The Signpost

Recent research

Vandalizing Wikipedia as rational behavior

Contribute  —  
Share this
By Tilman Bayer

A monthly overview of recent academic research about Wikipedia and other Wikimedia projects, also published as the Wikimedia Research Newsletter.

Vandalizing Wikipedia as rational behavior

A paper[1] presented last year at the International Conference on Social Media and Society studies possible rational motivations for Wikipedia vandalism:

"Competing theories in criminology seek to explain the motivations for and causes of crime, ascribing criminal behavior to such factors as lack of impulse control, lack of morals, or to societal failure. Alternatively, rational choice theory proposes that behaviors are the product of rational choices. In order to apply rational choice theory to vandalism, this project seeks to understand vandal decision-making in terms of preferences and constraint"

The author observes that "vandalism-related research has tended to focus on the detection and removal of vandalism, with relatively little attention paid to understanding vandals themselves" (which can be readily confirmed by searching the archives of this newsletter for "vandalism"; one exception being a 2018 study that asked students their guesses about why their classmates vandalize Wikipedia: "Only 4% of students vandalize Wikipedia – motivated by boredom, amusement or ideology (according to their peers)"). She notes that

"Although the harm is clear, the benefit to the vandal is less clear. In many cases, the thing being damaged may itself be something the vandal uses or enjoys. Vandalism holds communicative value: perhaps to the vandal themselves, to some audience at whom the vandalism is aimed, and to the general public."

The theoretical framework used to study such rational motivations is "rational choice theory (RCT) as applied in value expectancy theory (VET)". It conceptualizes the expected utility of a choice (such as that engaging in an act of vandalizing) as the sum over possible outcomes over the product of "the probability of some outcome O [...] and the utility valuation U of that same outcome".

Based on a sample of 141 vandalism edits (from the English Wikipedia), the author proposes an ontology of Wikipedia vandalism, extending classifications used in previous vandalism detection studies (e.g. blanking, misinformation, "image attack", "link spam") with a few new ones: "Attack graffiti" (i.e. "attack an individual or group") and "Community-related Graffiti" (expressing "opposition to community, norms, or policies").

The quantitative part of this mixed methods paper "examine[s] vandalism from four groups: users of a privacy tool Tor Browser, those contributing without an account, those contributing with an account for the first time, and those contributing with an account but having some prior edit history". Tor Browser edits are generally blocked automatically on Wikipedia and those in the dataset consists of edits that slipped through this mechanism, raising the question whether some or many of these edits might have involved the editor having to try several times to get around that block, setting them apart from less dedicated vandals in the other groups.

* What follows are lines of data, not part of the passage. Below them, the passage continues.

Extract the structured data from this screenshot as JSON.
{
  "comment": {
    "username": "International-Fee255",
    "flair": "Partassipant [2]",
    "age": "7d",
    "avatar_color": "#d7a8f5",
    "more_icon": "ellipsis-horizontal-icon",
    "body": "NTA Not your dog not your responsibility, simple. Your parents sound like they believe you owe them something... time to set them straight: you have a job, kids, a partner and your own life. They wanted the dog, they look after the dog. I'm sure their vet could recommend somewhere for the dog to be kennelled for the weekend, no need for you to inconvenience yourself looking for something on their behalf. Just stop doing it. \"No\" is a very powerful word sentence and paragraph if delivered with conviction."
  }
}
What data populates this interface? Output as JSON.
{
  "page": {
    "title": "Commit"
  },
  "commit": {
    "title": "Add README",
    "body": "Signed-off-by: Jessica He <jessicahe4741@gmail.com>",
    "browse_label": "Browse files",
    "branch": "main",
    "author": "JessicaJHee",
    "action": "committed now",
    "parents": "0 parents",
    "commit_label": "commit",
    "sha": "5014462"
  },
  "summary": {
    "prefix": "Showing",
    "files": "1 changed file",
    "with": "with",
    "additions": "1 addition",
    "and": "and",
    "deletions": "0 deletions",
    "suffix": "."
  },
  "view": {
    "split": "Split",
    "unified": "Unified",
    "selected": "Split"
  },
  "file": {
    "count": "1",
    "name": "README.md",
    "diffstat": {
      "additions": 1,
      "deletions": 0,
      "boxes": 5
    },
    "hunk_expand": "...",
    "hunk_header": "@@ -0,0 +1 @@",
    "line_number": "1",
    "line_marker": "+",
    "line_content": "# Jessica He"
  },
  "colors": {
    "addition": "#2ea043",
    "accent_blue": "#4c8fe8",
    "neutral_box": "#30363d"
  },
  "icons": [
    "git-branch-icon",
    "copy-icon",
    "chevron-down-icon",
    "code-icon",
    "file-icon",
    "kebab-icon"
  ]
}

The observation that contributing under an account requires more effort (i.e. creating that account, and logging into it) than contributing as IP editor motivates the author's first hypothesis: "(H1) users who have created accounts will vandalize less frequently". She finds it confirmed by the examined edit data.

Secondly, the author hypothesizes that "the least identifiable individuals are more likely to produce vandalism that has high-risk repercussions" (H2) because value expectancy theory "suggests that identifiability acts as a constraint on deviant behavior." The author finds this hypothesis partially supported. Among other findings, "Tor-based users are substantially more likely than other groups to engage in large-scale vandalism and least likely to engage in the lowest risk type of vandalism, that which communicates friendly and sociable intent."

In motivating her third hypothesis, the author observes that "the groups under study differ by how they are treated by community policies. Newcomers are targeted for social interventions to welcome, train, and retain them. Wikipedia invites IP-based editors to create accounts as well as welcoming them. However, Tor-based editors generally experience rejection." The resulting hypothesis is "(H3) Members of excluded groups are more likely to strike against the community targeting them," operationalized as a higher rate of vandalism in the "community-related" category (e.g. directly attacking Wikipedia norms or policies).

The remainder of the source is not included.